Describe the relationship between variables (equal or unequal) with appropriate mathematical tools, and establish corresponding mathematical structures (propositions, tables, graphs, etc.). ), so as to construct the mathematical model of the studied problem.

What mathematical tools to use when building a model depends on the characteristics of the problem, the purpose of modeling and the mathematical expertise of the modeler. It can be said that any branch of mathematics can be used to construct models, and different mathematical models can be constructed by different mathematical methods for the same practical problem.

However, under the premise of achieving the expected goal, simple mathematical tools should be used as much as possible so that the obtained model can be widely used. In addition, what method to use when building the model depends on the nature of the problem and the information provided by the model assumptions.

With the continuous development of modern technology, modeling methods emerge one after another, each with its own advantages and disadvantages. When establishing the model, we can use them at the same time, learn from each other's strong points and finally achieve the goal of modeling.

After the mathematical model is initially established, it is generally necessary to analyze and simplify it to make it easy to solve, and check it according to the purpose and requirements of the research problem, mainly to see whether it can represent the actual problem studied.

(4) model solving

After the mathematical model is established, according to the known conditions and data, the characteristics and structural features of the model are analyzed, and the mathematical methods and algorithms for solving the model are designed or adopted, including various traditional and modern mathematical methods such as solving equations, drawing, logical operation and numerical calculation, especially the application of modern computer technology and mathematical software, which can solve the model quickly and accurately.

(5) Analysis and test of the model

According to the purpose and requirements of modeling, the numerical results of the model solution are analyzed mathematically. The main methods are: correlation analysis between variables, stability analysis, sensitivity analysis of system parameters, error analysis and so on. Through analysis.

If it does not meet the requirements, modify or increase or decrease the model assumptions and re-establish the model until it meets the requirements; If it meets the requirements, the model can also be evaluated, predicted and optimized.

After the model analysis meets the requirements, we should return to the actual problems to test the model, and use actual phenomena and data to test the rationality and applicability of the model, that is, to test the correctness of the model.

If the theoretical value calculated by the model is in good agreement with the actual value, the model is successful; If the difference between the theoretical value and the actual value is too large or partially inconsistent, the model will be invalid.

If we can be sure that the modeling and solving process is accurate, generally speaking, the problem often lies in the model assumptions.
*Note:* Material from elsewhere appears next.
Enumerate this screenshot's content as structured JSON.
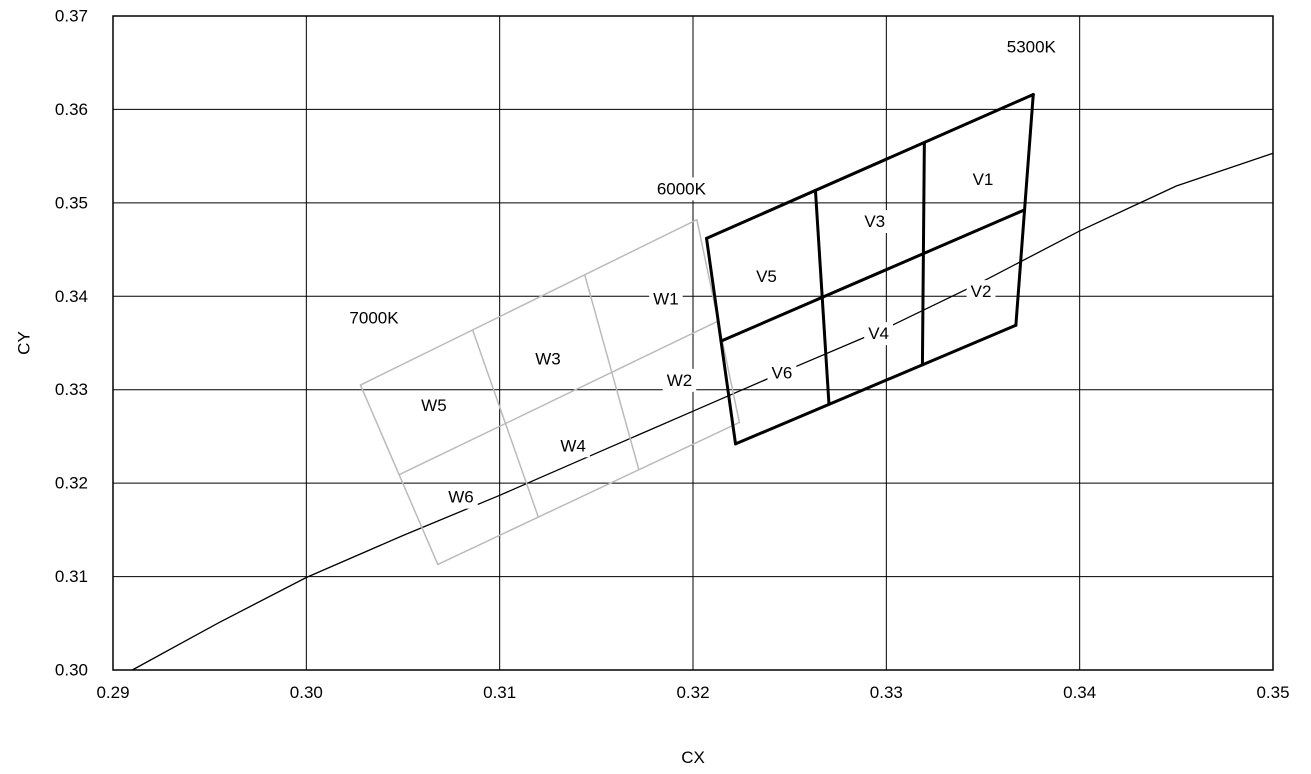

At this point, the primary and secondary factors in practical problems should be re-analyzed, and if some factors fail because of being ignored, they should be re-considered when establishing the model.

When modifying, some variables may be deleted or added, and the properties of some variables may also be changed; Either adjust the parameters or change the mathematical method, usually a model needs to be revised repeatedly to succeed. Therefore, the test of the model is very important for the success or failure of the model.

(6) Model application

At present, the application of mathematical models has been very extensive, and it has increasingly penetrated into social science, life science, environmental science and other fields. The application of the model is the purpose of mathematical modeling and the most objective and fair test of the model.

Therefore, a successful mathematical model must analyze, study and solve practical problems according to the purpose of modeling, and give full play to the important role and significance of mathematical model in production and scientific research.